Queering the Museum
Laurie Bassam, Curator and co-founder of our LGBTQ+ Working Group, reflects on the ongoing work the group are carrying out to identify queer objects within our Scottish Design Galleries and bring these stories to life.
Written by: Laurie Bassam
What does it mean to ‘queer’ a gallery? To think about the objects we display and the narratives they tell and who sits at the heart of them? To really think about whose voices are heard and in what context we view and describe certain objects?
Margaret Middleton in their paper ‘The Queer Museum’ describes how ‘in a society in which people are assumed straight until proven otherwise, museums that omit or ignore queer issues support a heteronormative, cis-centric dominant narrative. Research shows that lesbian, gay, bisexual and trans museum visitors are negatively impacted by not seeing their identities and experiences reflected in museum content. Museums have an opportunity and a responsibility to counter that dominant narrative – to choose queer inclusion'. You can read more here.

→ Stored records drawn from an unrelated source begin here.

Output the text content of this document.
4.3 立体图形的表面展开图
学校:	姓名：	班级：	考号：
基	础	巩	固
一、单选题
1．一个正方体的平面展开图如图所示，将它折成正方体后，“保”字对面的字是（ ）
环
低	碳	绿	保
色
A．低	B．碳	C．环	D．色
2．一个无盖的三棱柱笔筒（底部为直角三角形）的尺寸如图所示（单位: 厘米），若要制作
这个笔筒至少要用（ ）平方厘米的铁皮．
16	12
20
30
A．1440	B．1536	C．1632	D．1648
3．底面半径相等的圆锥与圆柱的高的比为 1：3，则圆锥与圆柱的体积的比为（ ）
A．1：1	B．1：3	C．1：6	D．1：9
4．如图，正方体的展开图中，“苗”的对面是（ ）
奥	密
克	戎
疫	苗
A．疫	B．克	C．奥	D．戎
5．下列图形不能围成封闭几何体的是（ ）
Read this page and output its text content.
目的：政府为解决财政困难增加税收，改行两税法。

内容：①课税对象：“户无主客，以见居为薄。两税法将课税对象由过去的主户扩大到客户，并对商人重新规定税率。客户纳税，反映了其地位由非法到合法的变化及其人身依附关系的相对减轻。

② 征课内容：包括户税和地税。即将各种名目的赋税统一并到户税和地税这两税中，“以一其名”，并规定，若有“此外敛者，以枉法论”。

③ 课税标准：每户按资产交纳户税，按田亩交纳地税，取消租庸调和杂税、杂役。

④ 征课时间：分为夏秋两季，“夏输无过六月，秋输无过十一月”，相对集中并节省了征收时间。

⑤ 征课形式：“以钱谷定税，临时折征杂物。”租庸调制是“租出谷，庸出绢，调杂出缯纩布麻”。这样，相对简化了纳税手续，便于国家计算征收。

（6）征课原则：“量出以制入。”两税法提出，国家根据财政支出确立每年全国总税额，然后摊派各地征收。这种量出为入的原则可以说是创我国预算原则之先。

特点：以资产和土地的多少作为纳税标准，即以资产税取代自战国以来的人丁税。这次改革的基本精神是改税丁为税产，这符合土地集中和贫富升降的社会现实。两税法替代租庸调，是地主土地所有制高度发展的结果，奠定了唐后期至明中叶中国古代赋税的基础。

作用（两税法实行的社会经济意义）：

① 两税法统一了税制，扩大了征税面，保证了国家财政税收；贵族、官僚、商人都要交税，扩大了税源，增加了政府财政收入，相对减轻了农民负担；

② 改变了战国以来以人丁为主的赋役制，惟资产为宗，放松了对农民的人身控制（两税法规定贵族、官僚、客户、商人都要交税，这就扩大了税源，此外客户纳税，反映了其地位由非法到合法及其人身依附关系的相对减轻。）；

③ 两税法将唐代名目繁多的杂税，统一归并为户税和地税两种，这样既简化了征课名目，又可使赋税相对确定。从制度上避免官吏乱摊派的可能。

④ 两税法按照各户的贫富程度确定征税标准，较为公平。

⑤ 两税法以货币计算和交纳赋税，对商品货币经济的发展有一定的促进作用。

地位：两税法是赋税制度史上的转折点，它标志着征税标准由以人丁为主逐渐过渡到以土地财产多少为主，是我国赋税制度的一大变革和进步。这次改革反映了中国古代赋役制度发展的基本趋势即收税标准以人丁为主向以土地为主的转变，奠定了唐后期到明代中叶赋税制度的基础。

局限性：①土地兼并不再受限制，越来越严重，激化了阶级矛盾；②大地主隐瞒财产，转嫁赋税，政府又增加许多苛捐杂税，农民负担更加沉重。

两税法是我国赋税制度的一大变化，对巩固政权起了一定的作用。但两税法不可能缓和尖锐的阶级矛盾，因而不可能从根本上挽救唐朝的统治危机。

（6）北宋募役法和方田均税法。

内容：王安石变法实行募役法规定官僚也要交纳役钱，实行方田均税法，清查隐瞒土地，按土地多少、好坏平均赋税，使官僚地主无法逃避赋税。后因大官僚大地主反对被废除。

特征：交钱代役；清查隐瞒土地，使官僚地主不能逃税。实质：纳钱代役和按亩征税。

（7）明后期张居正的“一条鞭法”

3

For those of us at the museum, especially the LGBTQ+ working group, we feel these consequences are reflected in whose stories we choose to, or don’t choose, to tell, within our permanent Scottish Design Gallery. We have spent the last 6 months researching, investigating, visiting archives, giving tours and holding our first large scale public workshop to create this space of queer inclusion that helps to right this wrong. Our aim with this work is to create a space where you can learn new perspectives, outside of the expected, that challenge your pre-conceived ideas of what ‘Scottish Design History’ is and who might be included. We hope within the next year to be able to add new labels which explore queer narratives, as well as incorporating new objects within the gallery that might help us to tell these stories.
For a relatively new museum the question is also often asked ‘why now and not earlier?’ and I suppose the honest answer is with all these things, it takes the community to come together to really facilitate change. The LGBTQ+ group was founded in the opening year of the museum, after the galleries were already curated. It’s been our desire since the moment we came together as a collective to change the dominant narrative in the gallery, but as is always the case in the world of museums – these things take time.
With this in mind, on the 26 April 2022 we held what we hope will be the first of many workshops with members from across the LGBTQ+ community, asking them to tell us what they wanted to see that reflected them within the museum.
We wanted to know how the stories could be told, what stories were there but unspoken or unwritten, and how best we could reflect upon the myriad of intersectional experiences that make up LGBTQ+ identities. It was such a powerful experience for all us, especially the afternoon session where community members described personal objects that reflected their identities. For some of us, it was the first time we had been in such a large group talking about and sharing these lived experiences and it felt like such a privilege to listen to so many queer experiences in one space.
Reflecting back on that day I think about how an LGBTQ+ design history needs to show us this personal, often self-made approach the world, that LGBTQ+ folk often have to inhabit. How signs and signals help us to find each other, how bookshops, clubs, newspapers, helplines, badges and marches helped shape so many identities and form the communities that give us the space to be our true selves. Also, how hard fought and won these moments, objects and narratives are for people. How no object has just one story, but layers of meaning that are built up and reinterpreted by whomever they encounter.
A favourite discussion of the day was how you reflect the intangible (a quite impossible task in the context of the museum!) – whether this is a place, or a personal experience. It was no better incapsulated for me when one of the attendees described receiving the baby box for their unborn child. How important it was for them to receive something designed and made for families, but which included a poem by a black Scottish lesbian (and Poet Laurate of Scotland) Jackie Kay. Seeing yourself reflected in something so universal and welcoming as the baby box was important to her, to feel part of a wider Scottish and queer experience. I hope we find a way to do something similar in the gallery, so that all experiences of queerness, whether it’s the working-class men cruising the streets of Glasgow in the early 20th century, or lesbians who were part of the Scottish Women’s Social and Political Union – or more recently in the Trans Pride Marches and resurgent queer literary scene of Scotland, are told. As these lives and histories are important, and no design history is complete without them.